Между неплотно пригнанными досками оставалась длинная черная щель толщиной в Димкин мизинец. В ней постоянно скапливалась всякая чепуха: опавшие листья комнатных цветов, скатанные в шарики фантики от сосучек, сломанные карандаши… Димка любил рисовать, сидя на подоконнике, спиной к прохладному стеклу. Конечно, когда поблизости не было нервных взрослых: все-таки третий этаж…

Деду Сереже не нравилась вытянутая прогалина посреди подоконника. Он считал ее „непорядком" и вел со щелью затяжную, с переменным успехом, войну. Каждую весну дед доставал с балкона пятилитровую банку с похожей на скисшие сливки краской, сетовал, что опять присохла, и большим портняжным ножом – полоской закаленной стали, заточенной с одной стороны и обмотанной изолентой с другой – срезал плотный верхний слой. Потом брал кисть и методично, ровным слоем, замазывал пространство между досками густой белой краской, которой еще неделю потом пахла вся квартира. Но все равно уже к осени – от влаги ли, от сухости – доски подоконника расходились по новой, краска крошилась, и щель проступала на прежнем месте. Чтобы уже через несколько дней забиться привычной чепухой.

Ее также можно было использовать как тайник. Когда по телевизору передали про отрытую капсулу с письмом, которое комсомольцы шестидесятых оставили в земле для тех, кто придет им на смену двадцать лет спустя, Димка немедленно загорелся идеей тоже отправить послание в будущее, но не каким-нибудь незнакомым потомкам, а самому себе. Взрослому. Он не был до конца уверен в том, что представляет собой капсула, но, вроде бы, это какая-то часть патрона, а патрон у Димки был, от автомата.

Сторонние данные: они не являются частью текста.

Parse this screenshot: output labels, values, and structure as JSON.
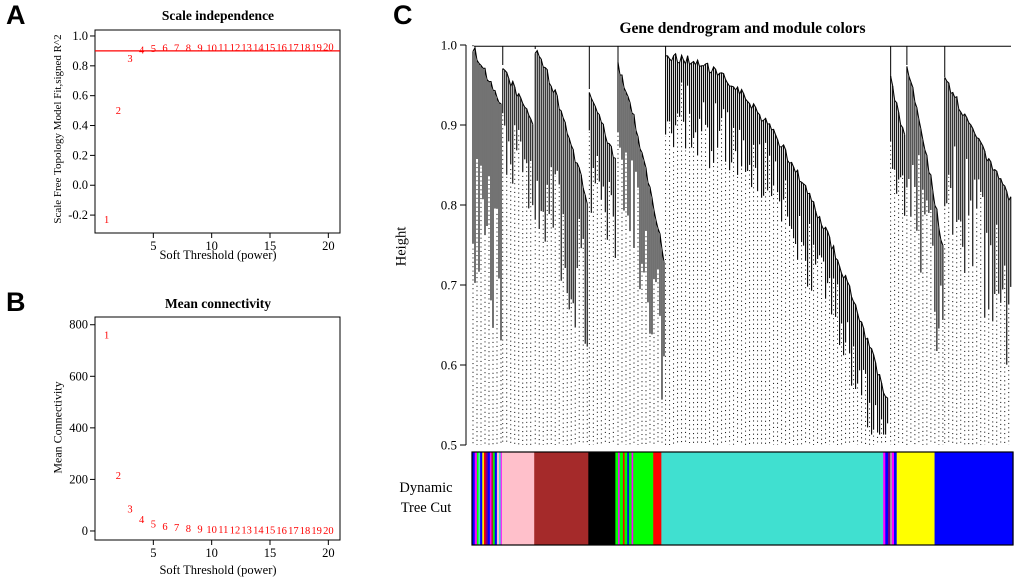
{
  "page": {
    "background": "#ffffff"
  },
  "panel_labels": {
    "A": "A",
    "B": "B",
    "C": "C"
  },
  "chart_data": [
    {
      "type": "scatter",
      "panel": "A",
      "title": "Scale independence",
      "xlabel": "Soft Threshold (power)",
      "ylabel": "Scale Free Topology Model Fit,signed R^2",
      "xlim": [
        0,
        21
      ],
      "ylim": [
        -0.32,
        1.04
      ],
      "xtick_values": [
        5,
        10,
        15,
        20
      ],
      "xtick_labels": [
        "5",
        "10",
        "15",
        "20"
      ],
      "ytick_values": [
        -0.2,
        0.0,
        0.2,
        0.4,
        0.6,
        0.8,
        1.0
      ],
      "ytick_labels": [
        "-0.2",
        "0.0",
        "0.2",
        "0.4",
        "0.6",
        "0.8",
        "1.0"
      ],
      "point_color": "#FF0000",
      "hline": 0.9,
      "hline_color": "#FF0000",
      "x": [
        1,
        2,
        3,
        4,
        5,
        6,
        7,
        8,
        9,
        10,
        11,
        12,
        13,
        14,
        15,
        16,
        17,
        18,
        19,
        20
      ],
      "y": [
        -0.23,
        0.5,
        0.85,
        0.905,
        0.915,
        0.918,
        0.92,
        0.92,
        0.921,
        0.921,
        0.922,
        0.922,
        0.922,
        0.923,
        0.923,
        0.923,
        0.924,
        0.924,
        0.924,
        0.925
      ]
    },
    {
      "type": "scatter",
      "panel": "B",
      "title": "Mean connectivity",
      "xlabel": "Soft Threshold (power)",
      "ylabel": "Mean Connectivity",
      "xlim": [
        0,
        21
      ],
      "ylim": [
        -35,
        830
      ],
      "xtick_values": [
        5,
        10,
        15,
        20
      ],
      "xtick_labels": [
        "5",
        "10",
        "15",
        "20"
      ],
      "ytick_values": [
        0,
        200,
        400,
        600,
        800
      ],
      "ytick_labels": [
        "0",
        "200",
        "400",
        "600",
        "800"
      ],
      "point_color": "#FF0000",
      "hline": null,
      "hline_color": "#FF0000",
      "x": [
        1,
        2,
        3,
        4,
        5,
        6,
        7,
        8,
        9,
        10,
        11,
        12,
        13,
        14,
        15,
        16,
        17,
        18,
        19,
        20
      ],
      "y": [
        760,
        215,
        85,
        45,
        28,
        18,
        13,
        10,
        8,
        6,
        5,
        4,
        4,
        3,
        3,
        2,
        2,
        2,
        1,
        1
      ]
    },
    {
      "type": "dendrogram",
      "panel": "C",
      "title": "Gene dendrogram and module colors",
      "ylabel": "Height",
      "ylim": [
        0.5,
        1.0
      ],
      "ytick_values": [
        0.5,
        0.6,
        0.7,
        0.8,
        0.9,
        1.0
      ],
      "ytick_labels": [
        "0.5",
        "0.6",
        "0.7",
        "0.8",
        "0.9",
        "1.0"
      ],
      "annotation_lines": [
        "Dynamic",
        "Tree Cut"
      ],
      "line_color": "#000000",
      "clusters": [
        {
          "x0": 0.0,
          "x1": 0.055,
          "h0": 1.0,
          "h1": 0.92,
          "curve": 1.0,
          "dmin": 0.1,
          "dmax": 0.3
        },
        {
          "x0": 0.055,
          "x1": 0.115,
          "h0": 0.975,
          "h1": 0.9,
          "curve": 1.0,
          "dmin": 0.04,
          "dmax": 0.13
        },
        {
          "x0": 0.115,
          "x1": 0.215,
          "h0": 0.995,
          "h1": 0.8,
          "curve": 1.3,
          "dmin": 0.05,
          "dmax": 0.22
        },
        {
          "x0": 0.215,
          "x1": 0.268,
          "h0": 0.945,
          "h1": 0.85,
          "curve": 1.0,
          "dmin": 0.04,
          "dmax": 0.15
        },
        {
          "x0": 0.268,
          "x1": 0.356,
          "h0": 0.975,
          "h1": 0.73,
          "curve": 1.25,
          "dmin": 0.04,
          "dmax": 0.2
        },
        {
          "x0": 0.356,
          "x1": 0.772,
          "h0": 0.985,
          "h1": 0.545,
          "curve": 2.1,
          "dmin": 0.03,
          "dmax": 0.12
        },
        {
          "x0": 0.772,
          "x1": 0.802,
          "h0": 0.96,
          "h1": 0.88,
          "curve": 1.0,
          "dmin": 0.03,
          "dmax": 0.12
        },
        {
          "x0": 0.802,
          "x1": 0.872,
          "h0": 0.975,
          "h1": 0.74,
          "curve": 1.2,
          "dmin": 0.04,
          "dmax": 0.18
        },
        {
          "x0": 0.872,
          "x1": 1.0,
          "h0": 0.96,
          "h1": 0.8,
          "curve": 1.0,
          "dmin": 0.05,
          "dmax": 0.22
        }
      ],
      "module_color_segments": [
        {
          "color": "#0000FF",
          "w": 0.5
        },
        {
          "color": "#FF00FF",
          "w": 0.4
        },
        {
          "color": "#00FF00",
          "w": 0.3
        },
        {
          "color": "#40E0D0",
          "w": 0.3
        },
        {
          "color": "#0000FF",
          "w": 0.4
        },
        {
          "color": "#FFFF00",
          "w": 0.3
        },
        {
          "color": "#FF0000",
          "w": 0.3
        },
        {
          "color": "#800080",
          "w": 0.4
        },
        {
          "color": "#0000FF",
          "w": 0.4
        },
        {
          "color": "#FF00FF",
          "w": 0.3
        },
        {
          "color": "#A52A2A",
          "w": 0.3
        },
        {
          "color": "#00FF00",
          "w": 0.3
        },
        {
          "color": "#0000FF",
          "w": 0.4
        },
        {
          "color": "#FFC0CB",
          "w": 0.4
        },
        {
          "color": "#40E0D0",
          "w": 0.3
        },
        {
          "color": "#FF00FF",
          "w": 0.2
        },
        {
          "color": "#FFC0CB",
          "w": 6.0
        },
        {
          "color": "#A52A2A",
          "w": 10.0
        },
        {
          "color": "#000000",
          "w": 5.0
        },
        {
          "color": "#00FF00",
          "w": 0.5
        },
        {
          "color": "#FF00FF",
          "w": 0.3
        },
        {
          "color": "#00FF00",
          "w": 0.6
        },
        {
          "color": "#FF0000",
          "w": 0.3
        },
        {
          "color": "#00FF00",
          "w": 0.5
        },
        {
          "color": "#0000FF",
          "w": 0.3
        },
        {
          "color": "#00FF00",
          "w": 0.5
        },
        {
          "color": "#FF00FF",
          "w": 0.3
        },
        {
          "color": "#00FF00",
          "w": 0.7
        },
        {
          "color": "#00FF00",
          "w": 3.0
        },
        {
          "color": "#FF0000",
          "w": 1.5
        },
        {
          "color": "#40E0D0",
          "w": 41.0
        },
        {
          "color": "#FF00FF",
          "w": 0.4
        },
        {
          "color": "#0000FF",
          "w": 0.5
        },
        {
          "color": "#800080",
          "w": 0.4
        },
        {
          "color": "#A9A9A9",
          "w": 0.3
        },
        {
          "color": "#FF00FF",
          "w": 0.4
        },
        {
          "color": "#0000FF",
          "w": 0.5
        },
        {
          "color": "#FFFF00",
          "w": 7.0
        },
        {
          "color": "#0000FF",
          "w": 14.5
        }
      ]
    }
  ]
}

Его подарил папа, когда вернулся из какой-то далекой африканской страны. Вернее, не патрон, а уже отстрелянную гильзу, но так было даже лучше. Гильзу не надо разбирать, чтобы засунуть в нее письмо. Коротенькое письмецо – такое, чтобы поместилось внутри, свернутое в трубочку.

„Вот ты и вырос большой, – написал Димка. – Наверное, уже закончил школу, – он подумал и добавил: – на одни пятерки!"

На этом первая сторона листа закончилась, и Димка перевернул на вторую. И понял, что понятия не имеет, о чем бы написать еще. О чем-то таком, что не перестанет интересовать его и через два десятилетия. О рисунках? Взрослому Дмитрию Анатольевичу наверняка будет не до них. О коллекции машинок? Тоже не то. Скорее всего к тому времени у него останется одна-единственная машина, зато она будет в 43 раза больше любой из нынешних моделек. Тогда о чем? Острые листья столетника щекотали голое колено и мешали собраться с мыслями.

„Вспоминай обо мне хоть иногда, – в конце концов написал Димка и добавил: – Ну все, пока, а то место конч", с сожалением отметив, что свободного места оказалось даже меньше, чем он предполагал.